Anticipating and filling the needs of the people I love in my life is something that comes naturally to me. Well maybe it didn't come naturally, but it was a necessity for my survival. One of the big reasons comes from being the child of a violent beginning. My dad was an angry drunk for the majority of my life. He drank to deal with his undiagnosed untreated depression. No matter the reason, my dad drank to excess nearly every day, and the more he drank the angrier he would become.
Most of my memories of my early childhood are a blur of hurled slurred words, exchanges of punches, sirens, flashing lights, and tears. There are moments of laughter and the beach interspersed, but those memories are few and far between. After the rough nights of fighting, I remember thinking that I needed to be good and keep both of my sister’s calm. If I was good enough and took good enough care of my sisters, then maybe my parents wouldn't fight anymore. So, I learned early how to pick up, do dishes, and even make sandwiches in an effort to prolong the moments of calm in my tumultuous home.
Once my parents divorced and my sisters and I moved to the Belton/Temple area to start over with my mom my ability to anticipate and fill needs was sharpened further. My mother's bipolar disorder meant I had to try to read her moods and hold off the swings as long as possible. When my mom was in one of her depressive states the best way to keep her from taking out all of her anger on me was to make sure things were as tidy as my little hands could make them. I became fairly good at watching and navigating my mother's ever-changing moods.
When intervention came and I moved in with my aunt and uncle I became good at reading the needs of the people around me. I found myself falling into the background and not vocalizing my needs since there were six kids in our house and so many needs to be filled. There were just not enough hours in the day for my aunt and uncle to give each of us individualized attention.
As I grew, I found a lot of joy in being able to help my aunt with the cooking and cleaning. I enjoyed seeing the instant results of my efforts and even found peace in the productivity of these day-to-day activities. Then God intwined my life with a man who chose a career in the military, and I was able to use my cooking and cleaning skills to serve the men and women who protect our country. During our young married life, we hosted many meals at our home and provided a safe place for young men and women to call their home away from home.

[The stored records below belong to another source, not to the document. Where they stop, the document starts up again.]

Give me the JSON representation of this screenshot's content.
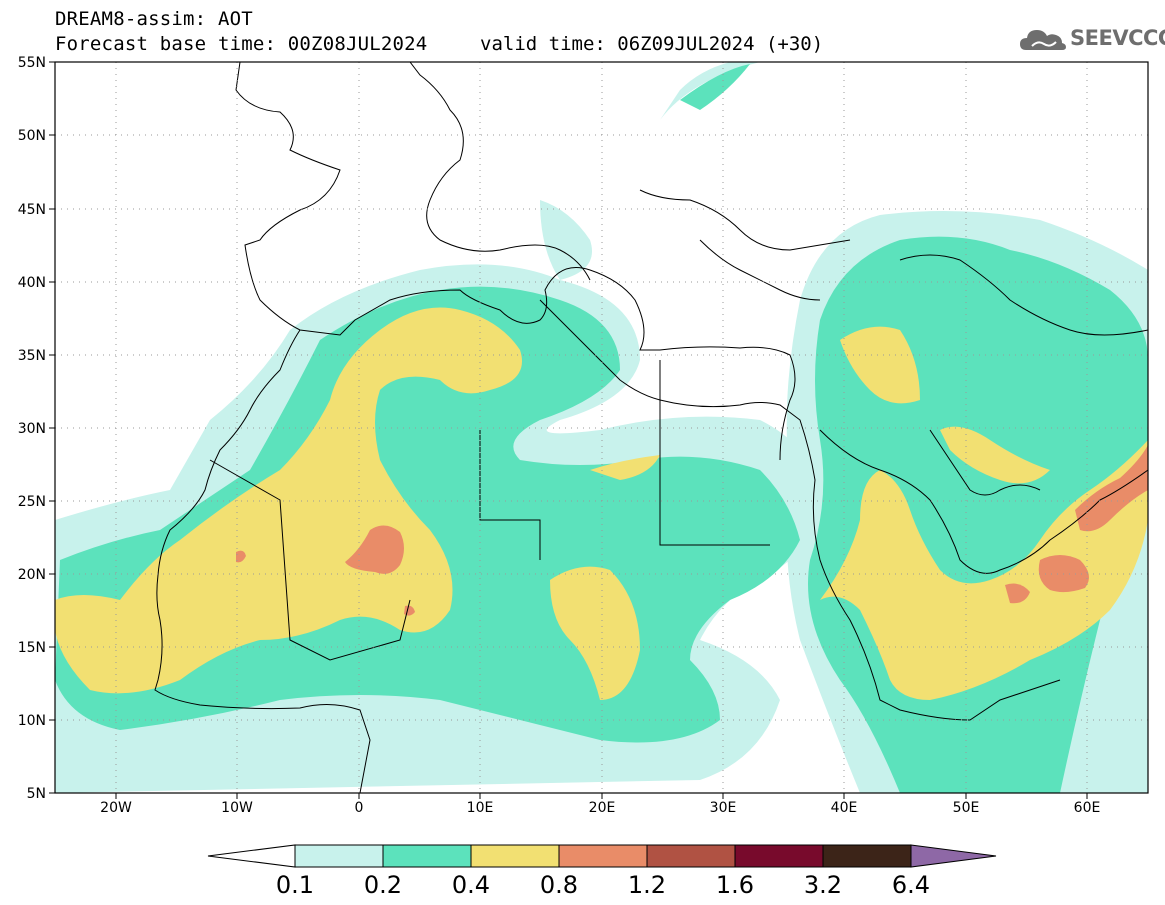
{
  "header": {
    "title": "DREAM8-assim: AOT",
    "base_time": "Forecast base time: 00Z08JUL2024",
    "valid_time": "valid time: 06Z09JUL2024 (+30)"
  },
  "logo": {
    "text": "SEEVCCC",
    "icon": "cloud-logo-icon"
  },
  "map": {
    "lat_ticks": [
      "55N",
      "50N",
      "45N",
      "40N",
      "35N",
      "30N",
      "25N",
      "20N",
      "15N",
      "10N",
      "5N"
    ],
    "lon_ticks": [
      "20W",
      "10W",
      "0",
      "10E",
      "20E",
      "30E",
      "40E",
      "50E",
      "60E"
    ]
  },
  "colorbar": {
    "labels": [
      "0.1",
      "0.2",
      "0.4",
      "0.8",
      "1.2",
      "1.6",
      "3.2",
      "6.4"
    ],
    "colors": [
      "#c8f2ec",
      "#5ce2bc",
      "#f2e072",
      "#e98c68",
      "#b05243",
      "#780a2c",
      "#3c2418",
      "#8e68a6"
    ]
  },
  "palette": {
    "c1": "#c8f2ec",
    "c2": "#5ce2bc",
    "c3": "#f2e072",
    "c4": "#e98c68"
  }
}
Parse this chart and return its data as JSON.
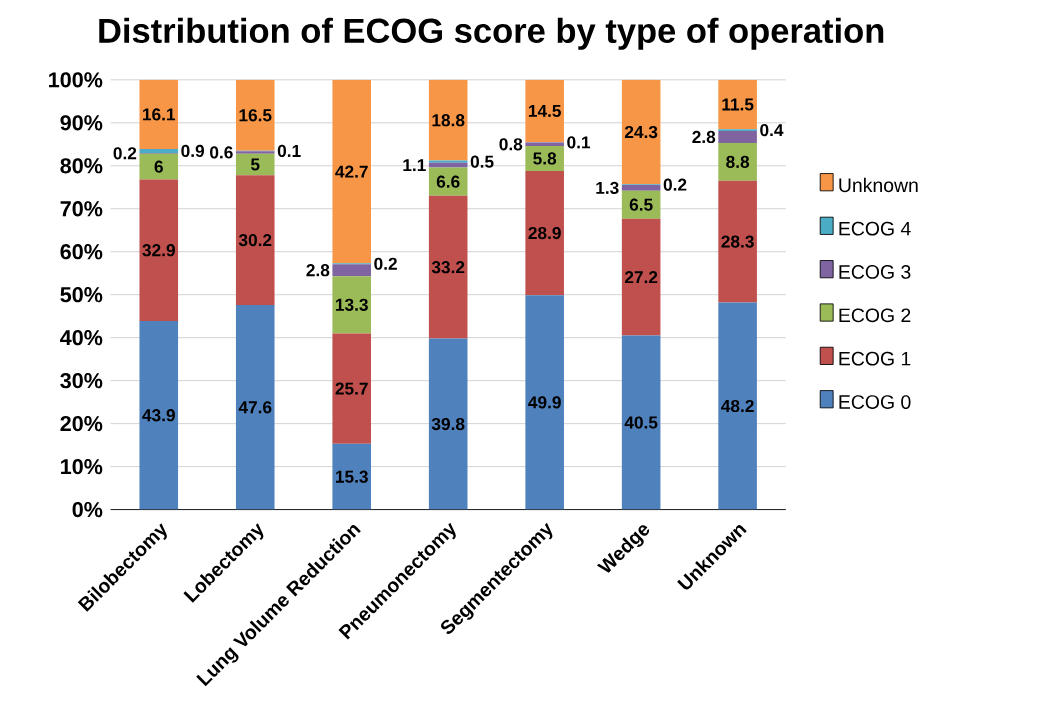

My husband being in the military has meant that my goals and individual dreams had to take a back seat to the demands of his career. This is not a complaint, just a statement of fact. Add in having babies and deployments and it was easy for my entire day to be consumed with cooking, cleaning, and laundry. All of which I did happily, but I would be lying if I said I didn't struggle. When my kids were really little, I felt a loss of individual identity. It was like I didn't know who I was outside of my husband and my kids. There were times when that feeling really scared me.
When we moved to Nellis AFB and Ketchup Sandwiches started taking form, all of my roles as a supporting cast member were occasionally having to take a back seat to my writing. I began to feel selfish for not making sure all of the laundry was put away or leaving dishes to be washed the next day. When I would go upstairs for a few hours on a Saturday or Sunday to write leaving my husband and kiddos to fend for themselves I felt like I wasn't fulfilling my duties or being a good mom.
Logically, I know that one day of dishes waiting or laundry sitting in a basket doesn't make me a bad mom. My husband is a good father and the kids getting to spend time with just him is important. This struggle between feeling like I need to be constantly filling gaps playing the supporting role and bringing my dream to life has not gone away. I regularly have to have conversations with myself about letting go of these ideas. I have to remind myself that constant productivity does not necessarily translate to success. Rest in itself is a form of productivity.
Now, these conversations sometimes fall on deaf ears. As is evident in the fact that I am writing this while sitting poolside watching my kid’s swim. Slowly, I am getting more comfortable putting myself center stage.